Le nouveau ministre a indiqué mardi n’avoir aucune intention de changer le modèle actuel que plusieurs décrient pourtant comme étant inéquitable.
Jacques Nadeau Archives Le Devoir Le nouveau ministre a indiqué mardi n’avoir aucune intention de changer le modèle actuel que plusieurs décrient pourtant comme étant inéquitable.

Le nouveau ministre de l’Éducation, Bernard Drainville, accepte l’école à trois vitesses. Il continuera de financer le public régulier, le public sélectif et le privé.

Le mouvement École ensemble dénonce depuis des années l’écrémage des élèves fait par le privé et certaines écoles publiques au détriment du public régulier.

En mêlée de presse à l’Assemblée nationale mardi, M. Drainville a indiqué n’avoir aucune intention de changer le modèle actuel que plusieurs décrient pourtant comme étant inéquitable.

Le Conseil supérieur de l’éducation avait même déclaré dans un rapport en 2016 que l’école québécoise était la plus inégalitaire du Canada.

Interrogé à savoir s’il reconnaissait que le Québec avait un système « à trois vitesses », M. Drainville a répondu qu’il n’avait pas été nommé ministre pour « affaiblir qui que ce soit ».

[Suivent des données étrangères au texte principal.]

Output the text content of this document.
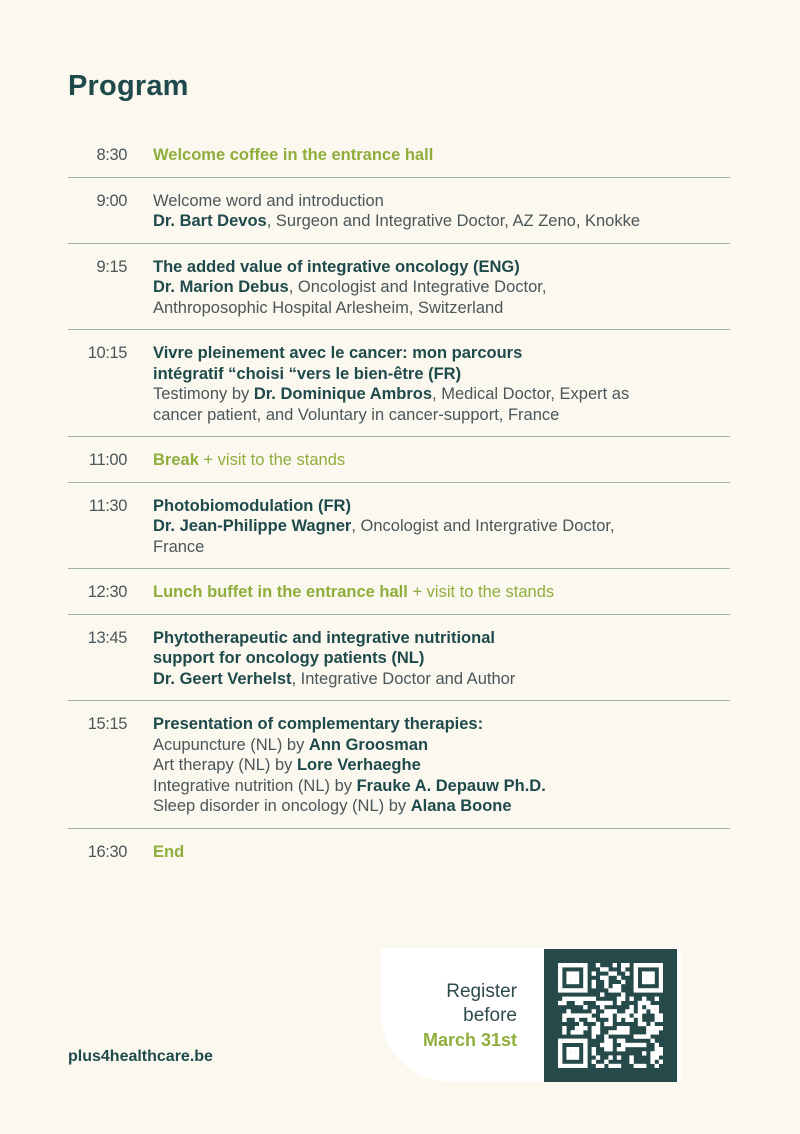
Program
8:30	Welcome coffee in the entrance hall
9:00	Welcome word and introduction
Dr. Bart Devos, Surgeon and Integrative Doctor, AZ Zeno, Knokke
9:15	The added value of integrative oncology (ENG)
Dr. Marion Debus, Oncologist and Integrative Doctor,
Anthroposophic Hospital Arlesheim, Switzerland
10:15	Vivre pleinement avec le cancer: mon parcours
intégratif “choisi “vers le bien-être (FR)
Testimony by Dr. Dominique Ambros, Medical Doctor, Expert as
cancer patient, and Voluntary in cancer-support, France
11:00	Break + visit to the stands
11:30	Photobiomodulation (FR)
Dr. Jean-Philippe Wagner, Oncologist and Intergrative Doctor,
France
12:30	Lunch buffet in the entrance hall + visit to the stands
13:45	Phytotherapeutic and integrative nutritional
support for oncology patients (NL)
Dr. Geert Verhelst, Integrative Doctor and Author
15:15	Presentation of complementary therapies:
Acupuncture (NL) by Ann Groosman
Art therapy (NL) by Lore Verhaeghe
Integrative nutrition (NL) by Frauke A. Depauw Ph.D.
Sleep disorder in oncology (NL) by Alana Boone
16:30	End
plus4healthcare.be
Register
before
March 31st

« Donc, il n’est pas question de diminuer le financement aux écoles privées », a-t-il tranché, alors qu’à l’extérieur, c’est précisément ce que la Fédération autonome de l’enseignement (FAE) lui demandait de faire.

En ce jour de rentrée parlementaire, des enseignants syndiqués de la FAE s’étaient déplacés à Québec dans le but de revendiquer une vision « juste, égalitaire, accessible et inclusive » de l’école publique.

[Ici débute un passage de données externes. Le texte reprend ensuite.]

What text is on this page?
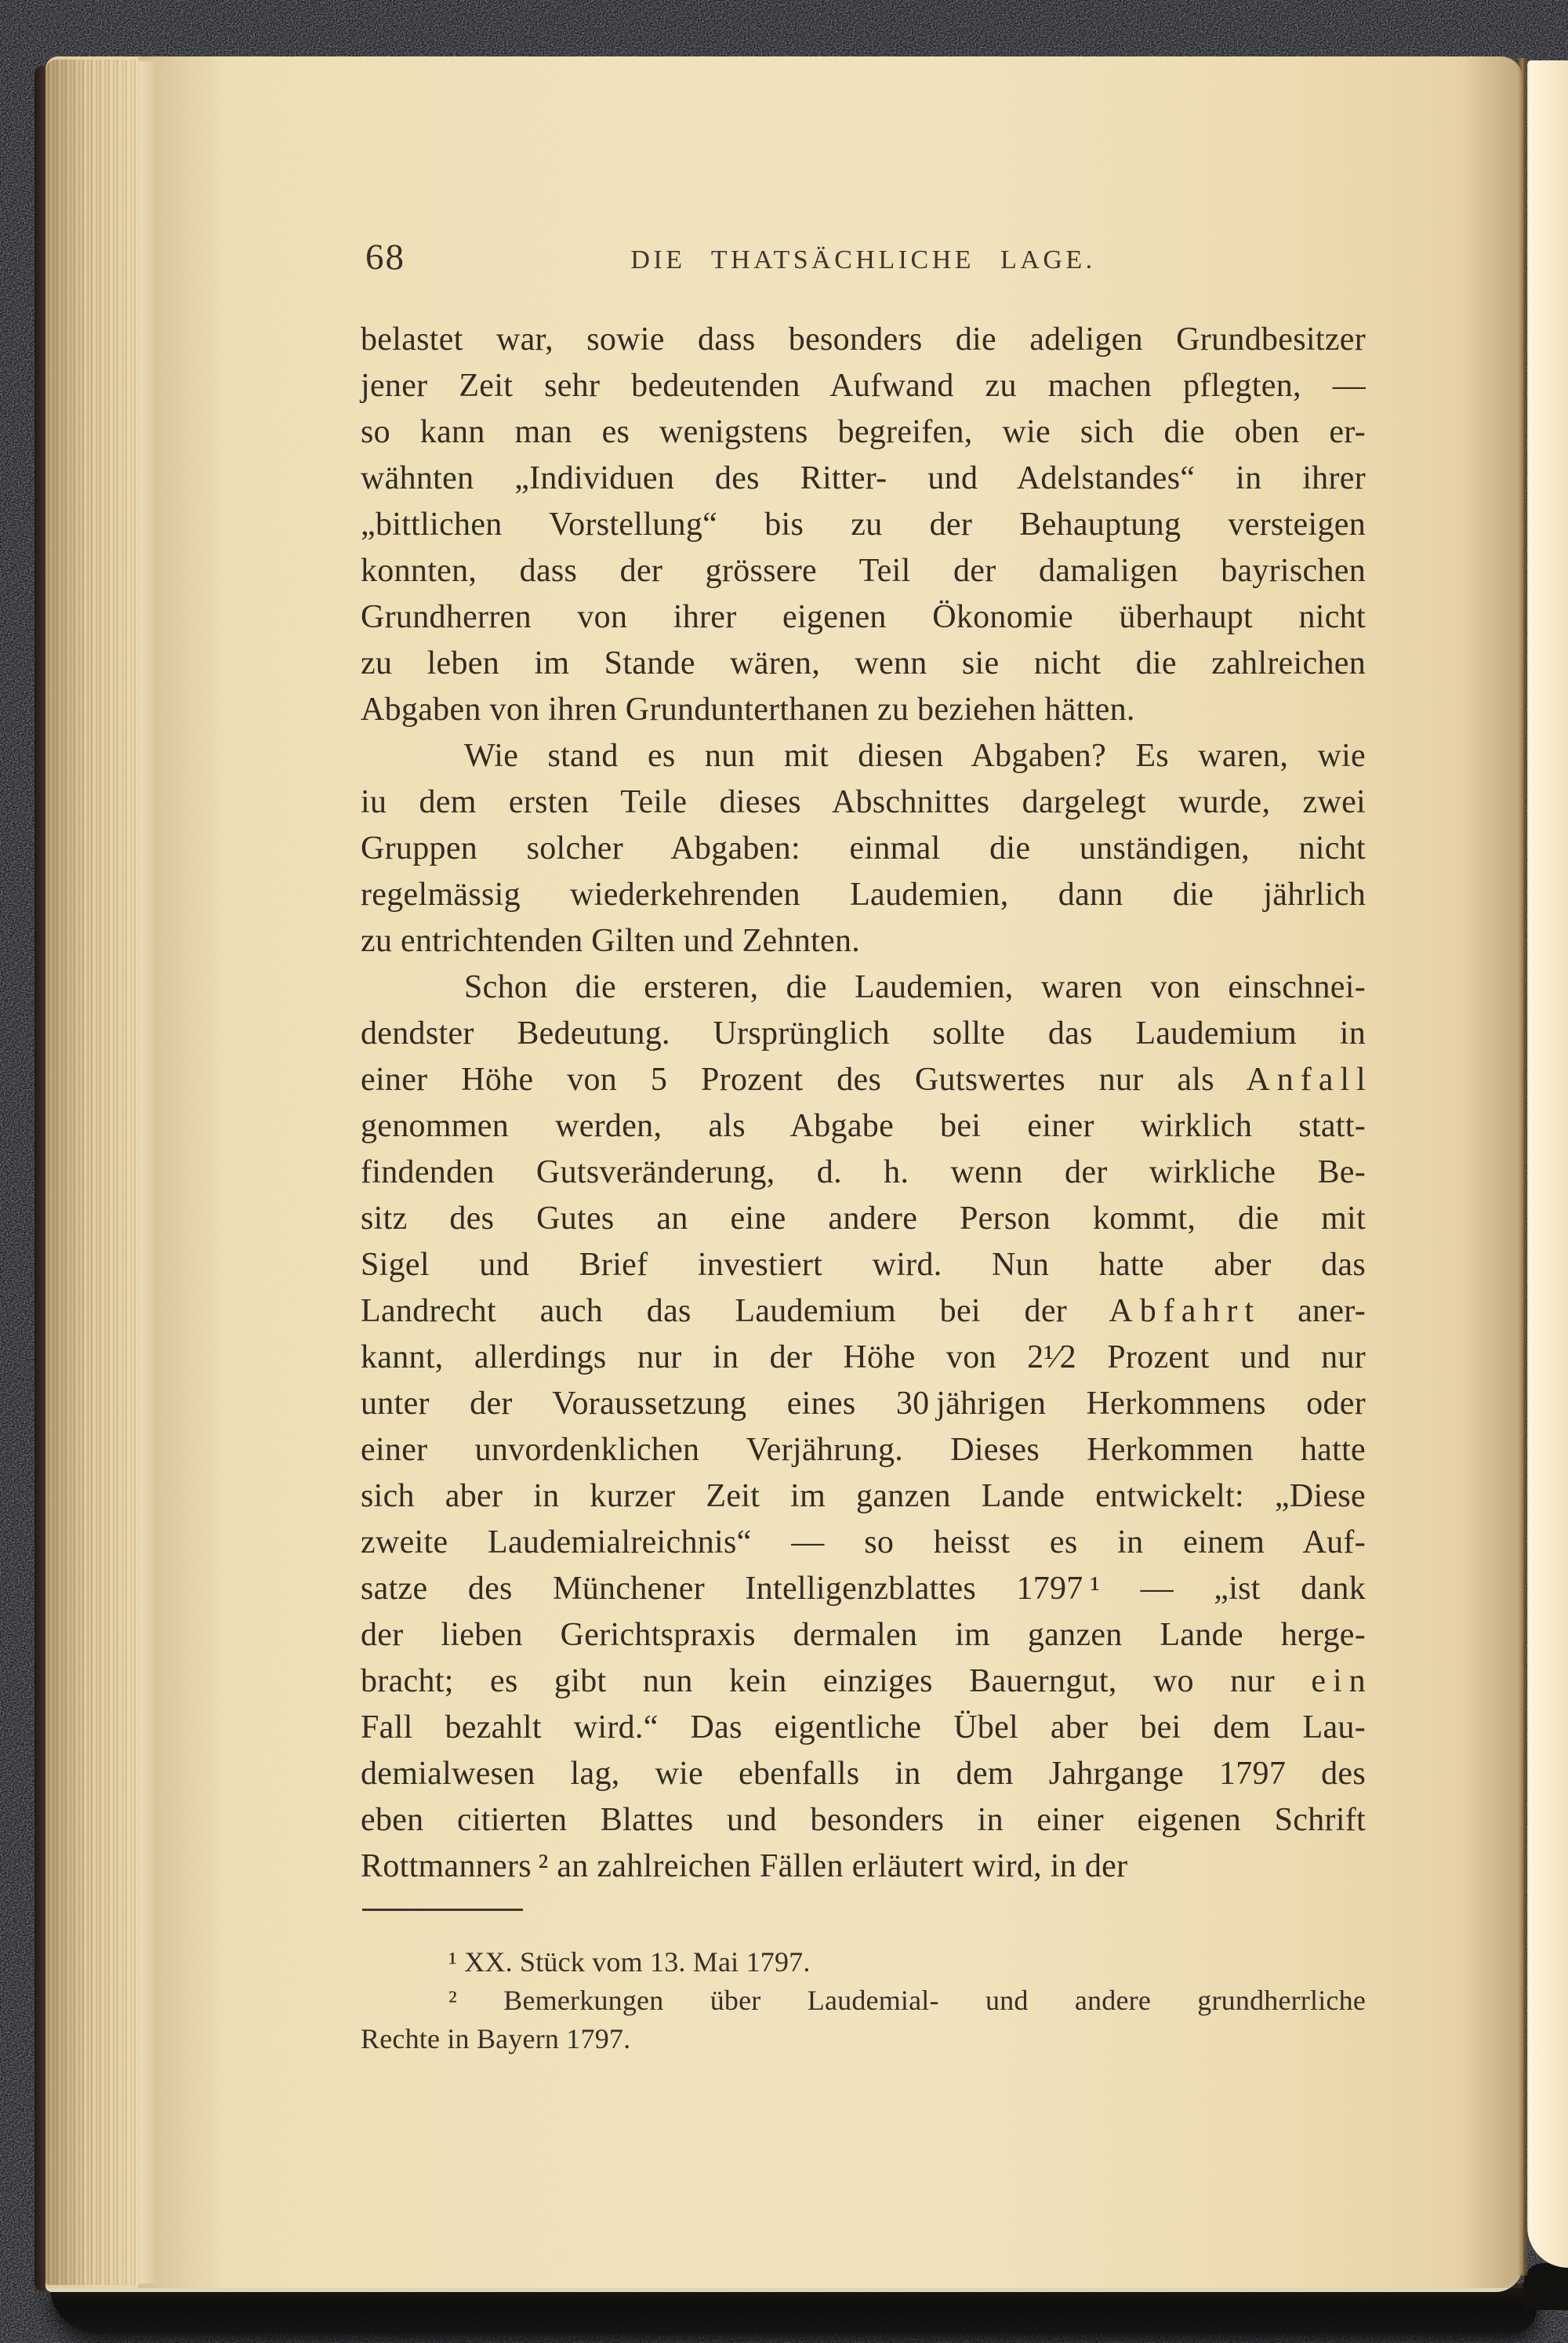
68	DIE THATSÄCHLICHE LAGE.
belastet war, sowie dass besonders die adeligen Grundbesitzer
jener Zeit sehr bedeutenden Aufwand zu machen pflegten, —
so kann man es wenigstens begreifen, wie sich die oben er-
wähnten „Individuen des Ritter- und Adelstandes“ in ihrer
„bittlichen Vorstellung“ bis zu der Behauptung versteigen
konnten, dass der grössere Teil der damaligen bayrischen
Grundherren von ihrer eigenen Ökonomie überhaupt nicht
zu leben im Stande wären, wenn sie nicht die zahlreichen
Abgaben von ihren Grundunterthanen zu beziehen hätten.
Wie stand es nun mit diesen Abgaben? Es waren, wie
iu dem ersten Teile dieses Abschnittes dargelegt wurde, zwei
Gruppen solcher Abgaben: einmal die unständigen, nicht
regelmässig wiederkehrenden Laudemien, dann die jährlich
zu entrichtenden Gilten und Zehnten.
Schon die ersteren, die Laudemien, waren von einschnei-
dendster Bedeutung. Ursprünglich sollte das Laudemium in
einer Höhe von 5 Prozent des Gutswertes nur als A n f a l l
genommen werden, als Abgabe bei einer wirklich statt-
findenden Gutsveränderung, d. h. wenn der wirkliche Be-
sitz des Gutes an eine andere Person kommt, die mit
Sigel und Brief investiert wird. Nun hatte aber das
Landrecht auch das Laudemium bei der A b f a h r t aner-
kannt, allerdings nur in der Höhe von 2¹⁄2 Prozent und nur
unter der Voraussetzung eines 30 jährigen Herkommens oder
einer unvordenklichen Verjährung. Dieses Herkommen hatte
sich aber in kurzer Zeit im ganzen Lande entwickelt: „Diese
zweite Laudemialreichnis“ — so heisst es in einem Auf-
satze des Münchener Intelligenzblattes 1797 ¹ — „ist dank
der lieben Gerichtspraxis dermalen im ganzen Lande herge-
bracht; es gibt nun kein einziges Bauerngut, wo nur e i n
Fall bezahlt wird.“ Das eigentliche Übel aber bei dem Lau-
demialwesen lag, wie ebenfalls in dem Jahrgange 1797 des
eben citierten Blattes und besonders in einer eigenen Schrift
Rottmanners ² an zahlreichen Fällen erläutert wird, in der
¹ XX. Stück vom 13. Mai 1797.
² Bemerkungen über Laudemial- und andere grundherrliche
Rechte in Bayern 1797.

M. Drainville a déclaré en mêlée de presse que les écoles privées, à projets particuliers et publiques avaient chacune leur rôle à jouer.

« Les écoles privées jouent un rôle dans la société et les écoles publiques jouent aussi un rôle. Et je pense qu’ils sont complémentaires », a-t-il dit en anglais.

Il a ajouté vouloir augmenter l’offre de programmes particuliers, comme les sports-études, pour lesquels une sélection et des frais sont exigés. Ils peuvent souvent coûter des milliers de dollars aux parents.

« Des projets particuliers dans les écoles publiques, c’est très bon. Ça favorise la motivation scolaire, la réussite scolaire, donc je souhaite, moi, davantage de projets particuliers dans les écoles publiques », a affirmé le ministre.

Il reconnaît toutefois que les « écoles publiques du régulier ont besoin d’appui » et se donne comme mission d’en faire plus pour elles.

« Les enseignants de ces écoles-là ont besoin d’aide. Donc, mon travail, c’est d’essayer de trouver des solutions pour les aider malgré la pénurie de main-d’oeuvre », a-t-il dit.

Selon une récente étude de l’Institut de recherche et d’informations socio-économiques (IRIS), près d’un élève sur deux déserte les classes du secondaire régulier public.

Ils sont 44 % à délaisser les classes ordinaires, qui se retrouvent alors avec une concentration d’élèves en difficulté ou plus vulnérables.

Ce sont justement les plus vulnérables qui bénéficieraient le plus des programmes particuliers ou de l’émulation des élèves plus performants au sein de la classe, selon l’autrice de l’étude, Anne Plourde.